LLM_API_KEY=sk-... uv run python examples/chat-with-multimodal/main.py
# With OTel JSON spans streaming to stderr alongside the chat.
LLM_API_KEY=sk-... uv run python examples/chat-with-multimodal/main.py --traces
LLM_MODEL must point at a vision-capable model. The default
(gpt-4o-mini) qualifies. For a different image, set IMAGE_URL
to any publicly-reachable image URL.
The conversation streams to stdout as each turn completes (a small
visual delay between turns lets the human reader follow along). The
--traces flag opts in to the OTel observer with a console
exporter; without it the chat runs without any observer attached.
The observer-hooks example owns that story end-to-end; this
example's headline is the chat shape, not the observability
wiring.
The demo is illustrative only: it runs four pre-scripted user turns sequentially in one process. A real chat-server runtime would manage one invocation per turn with the chat history persisted across sessions (e.g., via a checkpointer keyed on session_id); that's the checkpointing-and-migration example's territory, combined with this one's chat shape.
The graph¶
flowchart TD
start([start])
respond[respond]
stop([end])
start --> respond
respond -->|more user turns scripted| respond
respond -->|user turns exhausted| stop
route_after_respond returns "respond" while
state.next_turn_index < len(state.user_turns) and END otherwise.

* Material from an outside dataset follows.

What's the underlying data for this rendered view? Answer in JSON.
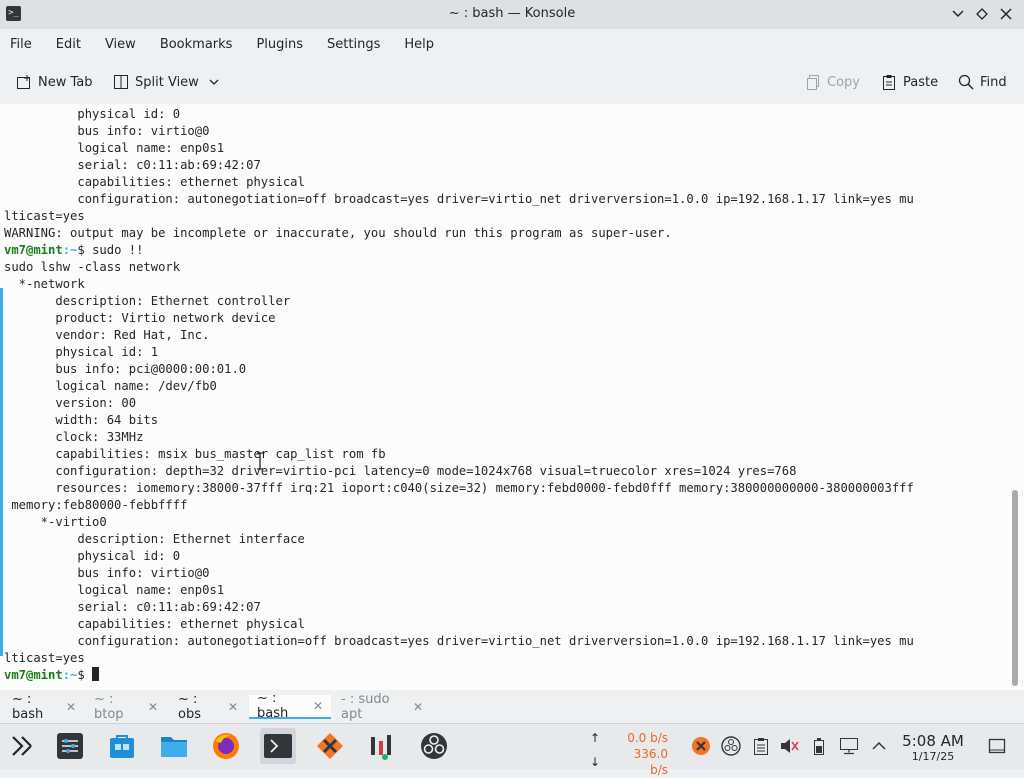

Each loop iteration renders the current chat template, calls the
LLM, and updates state.
Reading the output¶
=== openarmature chat-with-multimodal demo ===
Image URL: https://images-assets.nasa.gov/image/as16-113-18334/...
Scripted turns: 4
--- Turn 0 ---
USER: What was the primary objective of Apollo 11?
ASSISTANT: The primary objective of Apollo 11 was to perform a
manned lunar landing and safely return the crew to Earth ...
--- Turn 1 ---
USER: And what year did it launch?
ASSISTANT: Apollo 11 launched on July 16, 1969.
--- Turn 2 [+image] ---
USER: I have a photograph of the Lunar Module. What's
distinctive about its design?
ASSISTANT: The Apollo Lunar Module had a distinctive two-stage,
spider-like configuration ...
--- Turn 3 ---
USER: Given what you described about the LM, was that design
reused on later Apollo missions?
ASSISTANT: Yes, the same basic LM design was used on Apollo 12
through 17 ...
=== history length: 8 messages (4 user/assistant turns) ===
- Turn 1 builds on turn 0 without you having to re-mention
Apollo 11. The history placeholder injected the prior
[user_0, assistant_0]pair, so the model sees the question "what year did it launch" in context. - Turn 2 is the multimodal one (
[+image]tag in the trace). The userContentSegmentfor this turn carries[TextBlockTemplate(text=...), ImageURLBlockTemplate(url=...)]instead of a plain string; the model receives both blocks in one user message and answers about the image. - Turn 3 references "the LM you described" from turn 2. The history at this point contains all six prior messages (system is not in history; it comes from the template every render). The model carries the multimodal context forward without you having to re-attach the image.
- History length 8 = 4 (user, assistant) pairs. No system message in history; the template adds it on every render.